Director Compensation

    Directors of the Company who are salaried employees of the Bank do not
receive any additional compensation for serving as a director or committee
member.  Non-employee directors of the Bank receive a retainer of $1,000 per
calendar quarter.

    In addition, each non-employee director in office in June, 1999 received
3,000 (as later adjusted for stock dividends declared in December, 1999) stock
options in 1999 for serving on the Board, and each non-employee director who
was a member of the Bank's Loan or Executive Committees in June, 1999 received
2,000 (as later adjusted for stock dividends declared in December, 1999)
additional stock options in 1999.



Board Compensation Committee Report on Executive Compensation

1. Performance and Policies.



   The Compensation Committee of the Board of Directors of the Company oversees
and administers the Company's executive compensation programs.  All members of
the Compensation Committee are outside directors who are not eligible to
participate in any of the compensation programs that the Committee oversees.
The Compensation Committee recommends and the Board of Directors determines,
based on such recommendations, compensation for the Chairman.  Compensation
levels for the other executive officers of the Company are determined by the
Compensation Committee, based on the recommendations of the Chairman.

   The Company's executive compensation program is designed to attract, retain,
motivate, and appropriately reward individuals who are responsible for the
Company's short- and long-term profitability, growth, and return to
shareholders.  It is also designed to align the interests of high level
employees with those of the Shareholders.  Compensation for Company executive
officers consists of base compensation, annual cash incentive awards, and
long-term incentive awards in the form of stock options.  Executive officers
also participate in a savings incentive plan and a medical plan available to
employees generally.

   The determination of base compensation increases, annual cash incentive
awards, and long-term incentive awards is based upon the performance of the
Company and the contribution of each individual to that performance.  Individual
contribution is assessed based upon factors such as level of responsibility, job
complexity, and the importance of the position in the structure of the Company
and the Bank.  Individual contribution is also judged more subjectively based
upon the Compensation Committee's overall evaluation of the officer's
professionalism and professional growth, judgment, business acumen and ability,
and effort.  The Compensation Committee also compares, on a random and
subjective basis, the salaries of the executive officers with the salaries of
executive officers of other bank holding companies of comparable size.
Finally the Compensation Committee considers whether compensation increases
are fair and equitable based upon individual performance and a comparison with
peers.  Although the components of compensation (base compensation, annual cash
incentive awards, and long-term incentive awards) are reviewed separately,
compensation decisions are made based on a review of total compensation.

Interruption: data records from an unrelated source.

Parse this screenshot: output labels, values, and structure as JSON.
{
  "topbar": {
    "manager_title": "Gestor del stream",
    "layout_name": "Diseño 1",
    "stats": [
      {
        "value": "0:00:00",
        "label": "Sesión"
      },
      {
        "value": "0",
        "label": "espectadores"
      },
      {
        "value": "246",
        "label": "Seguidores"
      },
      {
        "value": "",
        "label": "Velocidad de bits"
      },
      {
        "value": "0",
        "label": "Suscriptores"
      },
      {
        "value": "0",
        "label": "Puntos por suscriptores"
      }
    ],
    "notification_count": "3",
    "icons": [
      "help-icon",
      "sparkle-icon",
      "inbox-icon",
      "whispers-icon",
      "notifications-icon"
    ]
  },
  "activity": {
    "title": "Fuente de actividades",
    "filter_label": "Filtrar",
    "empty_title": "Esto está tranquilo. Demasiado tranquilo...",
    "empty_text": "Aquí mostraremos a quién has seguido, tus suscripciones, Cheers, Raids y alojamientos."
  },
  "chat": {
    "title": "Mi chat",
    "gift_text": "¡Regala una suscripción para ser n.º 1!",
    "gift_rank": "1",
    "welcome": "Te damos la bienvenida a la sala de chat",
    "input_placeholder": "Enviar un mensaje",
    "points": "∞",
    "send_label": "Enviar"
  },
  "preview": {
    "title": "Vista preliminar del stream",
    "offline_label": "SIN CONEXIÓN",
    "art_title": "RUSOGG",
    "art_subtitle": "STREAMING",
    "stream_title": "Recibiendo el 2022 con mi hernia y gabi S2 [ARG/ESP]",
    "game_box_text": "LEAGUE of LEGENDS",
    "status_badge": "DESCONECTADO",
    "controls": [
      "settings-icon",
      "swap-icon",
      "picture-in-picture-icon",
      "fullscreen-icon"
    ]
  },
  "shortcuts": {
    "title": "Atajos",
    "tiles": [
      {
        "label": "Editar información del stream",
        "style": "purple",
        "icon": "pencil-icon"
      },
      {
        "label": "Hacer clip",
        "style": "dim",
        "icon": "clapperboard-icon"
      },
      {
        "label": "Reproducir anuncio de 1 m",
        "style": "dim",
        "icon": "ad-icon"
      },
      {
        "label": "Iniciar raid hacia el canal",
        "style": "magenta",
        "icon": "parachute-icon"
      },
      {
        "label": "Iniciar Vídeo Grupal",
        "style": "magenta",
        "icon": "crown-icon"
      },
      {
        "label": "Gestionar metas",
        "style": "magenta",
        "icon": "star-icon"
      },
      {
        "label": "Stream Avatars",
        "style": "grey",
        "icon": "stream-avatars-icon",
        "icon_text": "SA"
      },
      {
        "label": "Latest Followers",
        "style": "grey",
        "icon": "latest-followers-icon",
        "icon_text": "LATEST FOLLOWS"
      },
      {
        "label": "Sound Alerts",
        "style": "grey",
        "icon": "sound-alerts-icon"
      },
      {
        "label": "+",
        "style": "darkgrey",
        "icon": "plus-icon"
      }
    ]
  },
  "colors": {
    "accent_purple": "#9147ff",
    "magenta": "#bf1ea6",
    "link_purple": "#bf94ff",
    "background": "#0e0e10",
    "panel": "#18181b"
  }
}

   (a) Base Compensation.  Pay levels for each executive are set annually at
   the beginning of the fiscal year and are based primarily on the performance
   of the Company during the prior fiscal year.  The Compensation Committee
   considers factors such as earnings per share, pre-tax earnings, net profits
   and return on equity.  Secondarily, the Compensation Committee considers
   individual performance in light of each executive's job responsibilities.
   In determining the base salaries for 1999, the Compensation Committee
   specifically took into account the Company's performance during 1998.
   Specifically, net income increased 8% during 1998; return on average assets
   and equity were 1.16% and 11.14%, respectively, as compared to 1.20% and
   11.54%, respectively, in 1997; credit performance remained excellent;
   diluted earnings per share increased from $1.14 in 1997, to $1.21 in 1998
   and loan growth exceeded expectations with 23% growth in 1998.

   (b) Annual Cash Incentive Awards.  Annual cash incentive awards to the
   Company's executive officers are granted at the discretion of the
   Compensation Committee and are determined at the end of the fiscal year.
   The determination of the amount of such awards is made by the Compensation
   Committee based upon the performance of the Company  and on a subjective
   basis as indicated above.  For purposes of determining the level of the
   annual cash incentive awards to be paid to senior executives for 1999, it
   was the Compensation Committee's view that the Company's 1999 results
   represented a strong performance. The Compensation Committee noted the
   following factors in support of its findings: net income increased 12%
   during 1999; return on average assets and equity were 1.20% and 12.35% in
   1999, respectively, as compared to 1.16% and 11.14% in 1998; credit
   performance remained excellent; diluted earnings per common share increased
   from $1.14 in 1997 and $1.21 in 1998, to $1.37 in 1999; the senior executive
   officers were successful in implementing the loan growth strategy of the
   Bank, as average loans increased by 23% from 1998 to 1999; average total
   deposits increased 9% from 1998 to 1999; and cash dividends declared during
   1999 increased 28% over 1998.

   (c) Stock Option Awards.  The Compensation Committee also uses stock options
   to reward management and to link them to the long-term results and
   stockholder interests of the Company.  Option grants are usually determined
   in the Spring of each fiscal year.  The levels of option grants are
   determined at the discretion of the	Compensation Committee on a subjective
   basis.  Previous grants of stock options are reviewed but are not considered
   the most important factor in determining the size of any executive's stock
   option award in a particular year.  In determining the levels of option
   grants for 1999, the Compensation Committee considered the performance of
   the Company for fiscal 1998, the performance of the Company for the
   beginning of 1999, and efforts and initiatives by the executive officers to
   implement and support the strategic objectives of the Bank.

2. CEO Compensation.

   Joseph Armaly is eligible to participate in the same executive compensation
program available to the other executive officers within the Company.  His 1999
base salary was set at $275,000, as compared to $265,000 in 1998.  Mr.Armaly's
base salary was based primarily on the Company's performance during 1998;
specifically, net income increased 8% during 1998; return on average assets and
equity were 1.16% and 11.14% respectively, as compared to 1.20% and 11.54%,
respectively, in 1997; credit performance remained excellent; diluted earnings
per share increased from $1.14 in 1997 to $1.21 in 1998, and loan growth
exceeded expectations with 23% growth in 1998.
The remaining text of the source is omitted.